The young woman explained that she was waiting for a friend. She returned to the street; then as Coupeau did not come, she went back to the courtyard seized with the desire to take another look. She did not think the house ugly. Amongst the rags hanging from the windows she discovered various cheerful touches—a wall-flower blooming in a pot, a cage of chirruping canaries, shaving-glasses shining like stars in the depth of the shadow. A carpenter was singing in his work-shop, accompanied by the whining of his plane. The blacksmith’s hammers were ringing rhythmically.

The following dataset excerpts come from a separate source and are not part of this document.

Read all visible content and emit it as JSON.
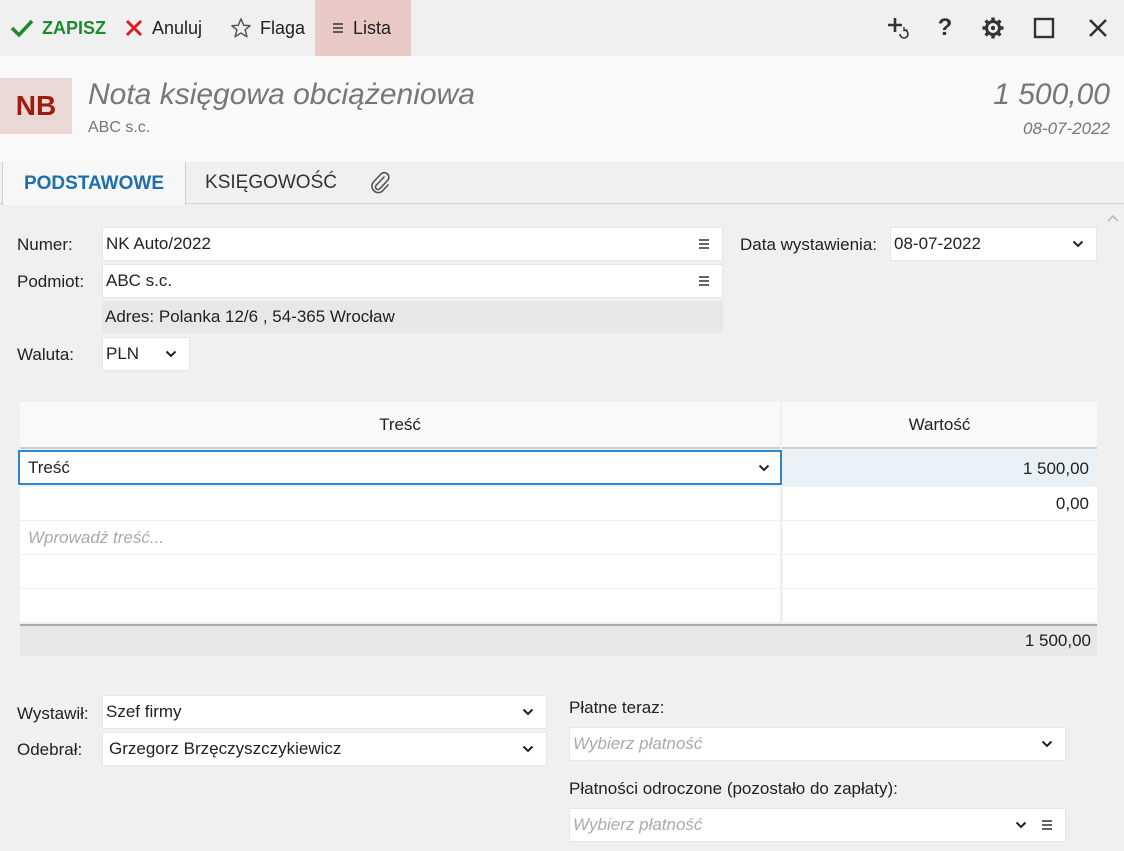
{
  "toolbar": {
    "save_label": "ZAPISZ",
    "cancel_label": "Anuluj",
    "flag_label": "Flaga",
    "list_label": "Lista",
    "colors": {
      "save": "#1e8a2e",
      "cancel": "#d32027",
      "list_bg": "#e8c9c6"
    }
  },
  "header": {
    "badge": "NB",
    "title": "Nota księgowa obciążeniowa",
    "subtitle": "ABC s.c.",
    "amount": "1 500,00",
    "date": "08-07-2022"
  },
  "tabs": [
    {
      "label": "PODSTAWOWE",
      "active": true
    },
    {
      "label": "KSIĘGOWOŚĆ",
      "active": false
    },
    {
      "icon": "paperclip-icon"
    }
  ],
  "form": {
    "numer_label": "Numer:",
    "numer_value": "NK Auto/2022",
    "data_label": "Data wystawienia:",
    "data_value": "08-07-2022",
    "podmiot_label": "Podmiot:",
    "podmiot_value": "ABC s.c.",
    "adres": "Adres:  Polanka  12/6 , 54-365 Wrocław",
    "waluta_label": "Waluta:",
    "waluta_value": "PLN"
  },
  "table": {
    "headers": [
      "Treść",
      "Wartość"
    ],
    "rows": [
      {
        "tresc": "Treść",
        "wartosc": "1 500,00"
      },
      {
        "tresc": "",
        "wartosc": "0,00"
      },
      {
        "tresc_placeholder": "Wprowadź treść...",
        "wartosc": ""
      },
      {
        "tresc": "",
        "wartosc": ""
      },
      {
        "tresc": "",
        "wartosc": ""
      }
    ],
    "total": "1 500,00"
  },
  "bottom": {
    "wystawil_label": "Wystawił:",
    "wystawil_value": "Szef firmy",
    "odebral_label": "Odebrał:",
    "odebral_value": "Grzegorz Brzęczyszczykiewicz",
    "platne_label": "Płatne teraz:",
    "platne_placeholder": "Wybierz płatność",
    "odroczone_label": "Płatności odroczone (pozostało do zapłaty):",
    "odroczone_placeholder": "Wybierz płatność"
  }
}
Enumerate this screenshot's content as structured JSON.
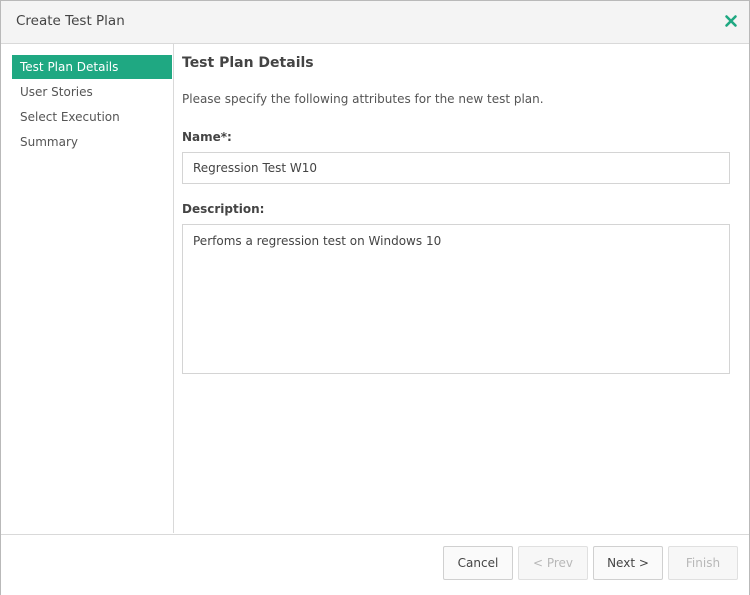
{
  "dialog": {
    "title": "Create Test Plan",
    "close_icon": "close-x-icon",
    "accent_color": "#1fa882"
  },
  "sidebar": {
    "items": [
      {
        "label": "Test Plan Details",
        "active": true
      },
      {
        "label": "User Stories",
        "active": false
      },
      {
        "label": "Select Execution",
        "active": false
      },
      {
        "label": "Summary",
        "active": false
      }
    ]
  },
  "main": {
    "section_title": "Test Plan Details",
    "intro": "Please specify the following attributes for the new test plan.",
    "name_label": "Name*:",
    "name_value": "Regression Test W10",
    "description_label": "Description:",
    "description_value": "Perfoms a regression test on Windows 10"
  },
  "footer": {
    "cancel_label": "Cancel",
    "prev_label": "< Prev",
    "next_label": "Next >",
    "finish_label": "Finish"
  }
}
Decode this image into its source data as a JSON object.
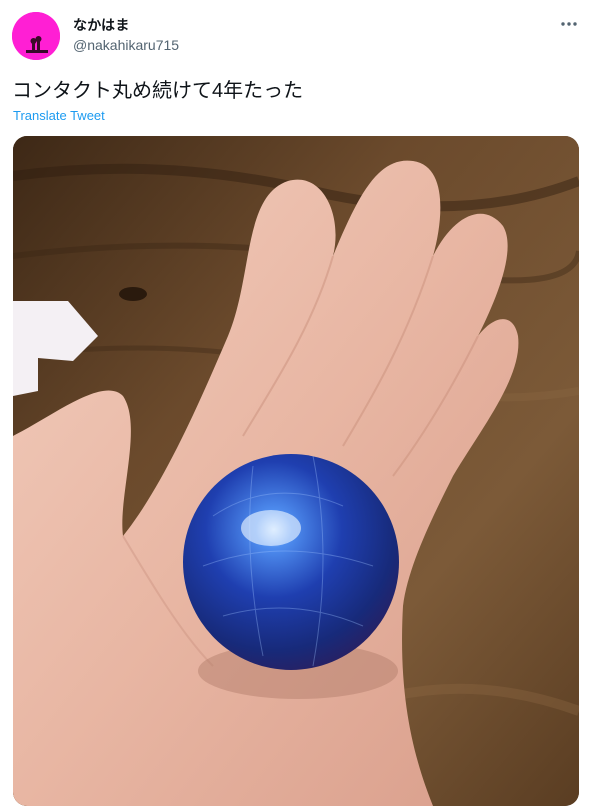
{
  "author": {
    "display_name": "なかはま",
    "handle": "@nakahikaru715",
    "avatar_color": "#ff1fd4"
  },
  "more_icon": "more-horizontal-icon",
  "tweet": {
    "text": "コンタクト丸め続けて4年たった",
    "translate_label": "Translate Tweet"
  },
  "media": {
    "subject": "photo of a hand holding a blue translucent ball of used contact lenses"
  },
  "colors": {
    "link": "#1d9bf0",
    "secondary_text": "#536471",
    "primary_text": "#0f1419"
  }
}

In contrast to the apparent wretched poverty, at nearly every open window appeared the begrimed faces of laughing children. Women with peaceful faces could be seen bent over their sewing. The rooms were empty of men who had gone back to work after lunch. The whole tenement was tranquil except for the sounds from the work-shops below which served as a sort of lullaby that went on, unceasingly, always the same.
The only thing she did not like was the courtyard’s dampness. She would want rooms at the rear, on the sunny side. Gervaise took a few more steps into the courtyard, inhaling the characteristic odor of the slums, comprised of dust and rotten garbage. But the sharp odor of the waste water from the dye shop was strong, and Gervaise thought it smelled better here than at the Hotel Boncoeur. She chose a window for herself, the one at the far left with a small window box planted with scarlet runners.
“I’m afraid I’ve kept you waiting rather a long time,” said Coupeau, whom she suddenly heard close beside her. “They always make an awful fuss whenever I don’t dine with them, and it was worse than ever to-day as my sister had bought some veal.”
And as Gervaise had slightly started with surprise, he continued glancing around in his turn:
“You were looking at the house. It’s always all let from the top to the bottom. There are three hundred lodgers, I think. If I had any furniture, I would have secured a small room. One would be comfortable here, don’t you think so?”
“Yes, one would be comfortable,” murmured Gervaise. “In our street at Plassans there weren’t near so many people. Look, that’s pretty—that window up on the fifth floor, with the scarlet runners.”
The zinc-worker’s obstinate desire made him ask her once more whether she would or she wouldn’t. They could rent a place here as soon as they found a bed. She hurried out the arched entranceway, asking him not to start that subject again. There was as much chance of this building collapsing as there was of her sleeping under the same blanket with him. Still, when Coupeau left her in front of Madame Fauconnier’s shop, he was allowed to hold her hand for a moment.